Jacksonville (2-6) at Indianapolis (0-9)
Perhaps the Colts’ best chance to avoid an 0-for-’11 comes against the Jaguars, who had a bye last week and are no pushover, despite their record, or against Carolina in the game following Indy’s bye. Normally by mid-November, the Colts are in the mix for home-field advantage in the playoffs.
Of course, they normally have Peyton Manning.
Jacksonville is the only team to have scored fewer than 100 points. But the Jags get after teams on defense and it doesn’t take a whole lot of that to beat the Colts these days.
Arizona (2-6) at Philadelphia (3-5)
So the Eagles are back on the rise, ready to make a run for the postseason. That’s what a whole lot of folks thought until Monday night’s home loss against Chicago.
Philly is missing the decisive touch.
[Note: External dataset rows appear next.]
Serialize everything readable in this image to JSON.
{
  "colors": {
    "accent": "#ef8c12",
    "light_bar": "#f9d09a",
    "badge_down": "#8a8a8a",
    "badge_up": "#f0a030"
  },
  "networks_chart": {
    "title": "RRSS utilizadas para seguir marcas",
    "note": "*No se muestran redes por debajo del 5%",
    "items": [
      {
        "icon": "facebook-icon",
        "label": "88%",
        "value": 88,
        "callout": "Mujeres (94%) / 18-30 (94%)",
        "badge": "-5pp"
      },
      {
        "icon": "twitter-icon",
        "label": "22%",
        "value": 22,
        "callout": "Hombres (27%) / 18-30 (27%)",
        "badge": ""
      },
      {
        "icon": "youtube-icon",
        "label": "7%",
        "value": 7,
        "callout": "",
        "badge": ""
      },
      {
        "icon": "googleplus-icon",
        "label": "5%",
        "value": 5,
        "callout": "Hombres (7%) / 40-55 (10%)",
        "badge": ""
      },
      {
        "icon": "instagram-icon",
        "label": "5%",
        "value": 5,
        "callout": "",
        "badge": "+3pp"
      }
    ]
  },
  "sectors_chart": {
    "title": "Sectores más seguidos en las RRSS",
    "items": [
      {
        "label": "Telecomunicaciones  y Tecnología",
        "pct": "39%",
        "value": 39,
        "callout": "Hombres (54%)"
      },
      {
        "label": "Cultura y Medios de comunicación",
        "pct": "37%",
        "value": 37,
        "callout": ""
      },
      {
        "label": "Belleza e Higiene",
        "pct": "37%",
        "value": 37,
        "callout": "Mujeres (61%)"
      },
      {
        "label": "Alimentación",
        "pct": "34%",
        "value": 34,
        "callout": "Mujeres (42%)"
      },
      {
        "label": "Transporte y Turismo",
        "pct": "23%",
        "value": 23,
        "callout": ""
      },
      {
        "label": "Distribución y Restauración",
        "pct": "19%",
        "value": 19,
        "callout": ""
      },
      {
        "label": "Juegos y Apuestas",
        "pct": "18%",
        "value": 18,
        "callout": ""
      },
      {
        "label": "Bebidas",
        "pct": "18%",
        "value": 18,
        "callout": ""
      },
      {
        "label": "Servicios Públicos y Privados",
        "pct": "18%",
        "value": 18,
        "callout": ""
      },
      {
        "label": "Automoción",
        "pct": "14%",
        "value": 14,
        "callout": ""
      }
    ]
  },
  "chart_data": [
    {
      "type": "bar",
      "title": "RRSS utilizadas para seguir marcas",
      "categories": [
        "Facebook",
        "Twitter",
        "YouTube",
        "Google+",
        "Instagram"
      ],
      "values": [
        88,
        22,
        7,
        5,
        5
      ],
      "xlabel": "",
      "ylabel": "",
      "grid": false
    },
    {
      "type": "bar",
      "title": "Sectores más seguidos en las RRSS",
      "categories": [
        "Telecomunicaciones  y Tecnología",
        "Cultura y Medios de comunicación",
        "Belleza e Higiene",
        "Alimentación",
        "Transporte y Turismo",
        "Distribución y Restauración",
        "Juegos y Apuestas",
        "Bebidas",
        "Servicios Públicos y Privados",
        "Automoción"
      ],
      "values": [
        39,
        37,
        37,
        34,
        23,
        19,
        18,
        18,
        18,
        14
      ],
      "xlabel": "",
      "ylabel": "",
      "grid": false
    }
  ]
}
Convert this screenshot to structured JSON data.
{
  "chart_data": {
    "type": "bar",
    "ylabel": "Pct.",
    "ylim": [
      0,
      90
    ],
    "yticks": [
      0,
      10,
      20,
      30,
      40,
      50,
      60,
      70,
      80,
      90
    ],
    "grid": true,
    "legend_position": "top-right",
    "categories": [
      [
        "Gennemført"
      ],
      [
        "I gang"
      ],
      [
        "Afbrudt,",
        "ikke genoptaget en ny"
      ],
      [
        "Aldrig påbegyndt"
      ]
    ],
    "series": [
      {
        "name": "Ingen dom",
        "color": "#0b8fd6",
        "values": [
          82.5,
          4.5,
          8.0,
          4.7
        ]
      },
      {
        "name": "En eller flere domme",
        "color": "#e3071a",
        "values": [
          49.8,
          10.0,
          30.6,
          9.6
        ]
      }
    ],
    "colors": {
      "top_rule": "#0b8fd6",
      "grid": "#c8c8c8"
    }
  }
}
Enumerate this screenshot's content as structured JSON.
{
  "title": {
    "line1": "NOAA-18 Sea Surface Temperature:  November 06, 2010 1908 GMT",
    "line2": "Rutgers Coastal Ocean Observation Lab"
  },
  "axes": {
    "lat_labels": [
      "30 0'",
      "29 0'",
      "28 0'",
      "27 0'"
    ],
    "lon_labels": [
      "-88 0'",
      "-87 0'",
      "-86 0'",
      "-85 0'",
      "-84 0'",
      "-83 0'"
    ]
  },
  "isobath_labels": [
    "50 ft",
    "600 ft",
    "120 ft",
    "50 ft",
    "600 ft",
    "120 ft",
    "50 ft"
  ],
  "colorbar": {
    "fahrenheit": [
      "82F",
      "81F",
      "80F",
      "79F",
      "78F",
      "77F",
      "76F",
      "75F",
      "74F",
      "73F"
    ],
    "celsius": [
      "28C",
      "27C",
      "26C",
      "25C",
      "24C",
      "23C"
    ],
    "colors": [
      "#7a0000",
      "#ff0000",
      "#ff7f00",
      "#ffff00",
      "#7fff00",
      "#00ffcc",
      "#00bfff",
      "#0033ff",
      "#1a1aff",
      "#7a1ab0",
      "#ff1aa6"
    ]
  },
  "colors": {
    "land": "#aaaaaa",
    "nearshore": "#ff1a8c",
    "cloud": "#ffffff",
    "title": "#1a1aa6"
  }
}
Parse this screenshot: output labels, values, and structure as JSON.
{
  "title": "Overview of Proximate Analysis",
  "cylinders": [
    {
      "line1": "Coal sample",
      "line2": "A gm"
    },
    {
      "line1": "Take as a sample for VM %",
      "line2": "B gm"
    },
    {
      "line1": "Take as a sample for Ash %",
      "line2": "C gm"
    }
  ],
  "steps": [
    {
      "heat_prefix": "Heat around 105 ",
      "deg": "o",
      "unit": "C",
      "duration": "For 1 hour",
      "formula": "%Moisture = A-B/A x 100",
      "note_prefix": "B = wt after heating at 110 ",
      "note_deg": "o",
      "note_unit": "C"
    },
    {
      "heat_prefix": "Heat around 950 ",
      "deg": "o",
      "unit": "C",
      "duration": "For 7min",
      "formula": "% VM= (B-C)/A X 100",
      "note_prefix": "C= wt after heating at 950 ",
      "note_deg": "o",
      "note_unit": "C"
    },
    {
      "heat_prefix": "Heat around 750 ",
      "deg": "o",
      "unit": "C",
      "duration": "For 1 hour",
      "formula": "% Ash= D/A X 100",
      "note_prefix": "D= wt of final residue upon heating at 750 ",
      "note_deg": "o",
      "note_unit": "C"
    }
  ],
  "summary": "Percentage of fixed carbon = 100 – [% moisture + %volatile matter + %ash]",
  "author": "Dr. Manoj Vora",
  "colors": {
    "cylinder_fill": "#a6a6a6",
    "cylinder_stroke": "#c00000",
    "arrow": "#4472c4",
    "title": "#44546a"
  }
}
All season, it has failed to put away opponents in the fourth quarter, whether it be with dropped passes, missed blocks or penalties on offense, or sloppy work on defense.
The Cardinals found one unique way to win, breaking a five-game slide when Patrick Peterson returned a punt 99 yards in overtime against St. Louis. Peterson broke every rule in the special teams book with that one. Don’t think anybody in the Valley of the Sun is complaining.
Tennessee (4-4) at Carolina (2-6)
Two teams in rebuilding mode with new coaches and, despite neither being a winner right now, two decent resumes.
The Titans were 3-1 and have gone downhill the last month, but if they can ever get RB Chris Johnson on track, they could challenge for a winning record.
Carolina, coming off a bye, has one of the NFL’s most exciting pass-catch duos in rookie QB Cam Newton and veteran wideout Steve Smith, a prime contender for comeback player awards. Smith against Tennessee’s cornerbacks could be a highlight in this match.
Washington (3-5) at Miami (1-7)
Four consecutive defeats and a slew of injuries have the Redskins plummeting toward the bottom of the NFC. They’ve thrown 13 interceptions and have 19 giveaways, both the most in the NFC.
Miami came close in recent weeks before breaking through for win No. 1 at Kansas City — in blowout fashion, too. A second victory in a row hardly would be a surprise, particularly if WR Brandon Marshall and RB Reggie Bush can repeat their KC heroics.
St. Louis (1-7) at Cleveland (3-5)
Both rosters have been ravaged by injuries, with Cleveland’s backfield hit particularly hard. That is not the case with St. Louis with Steve Jackson now healthy and productive.
All of which means the Rams could give Jackson 40 touches against the NFL’s 30th-ranked rushing defense.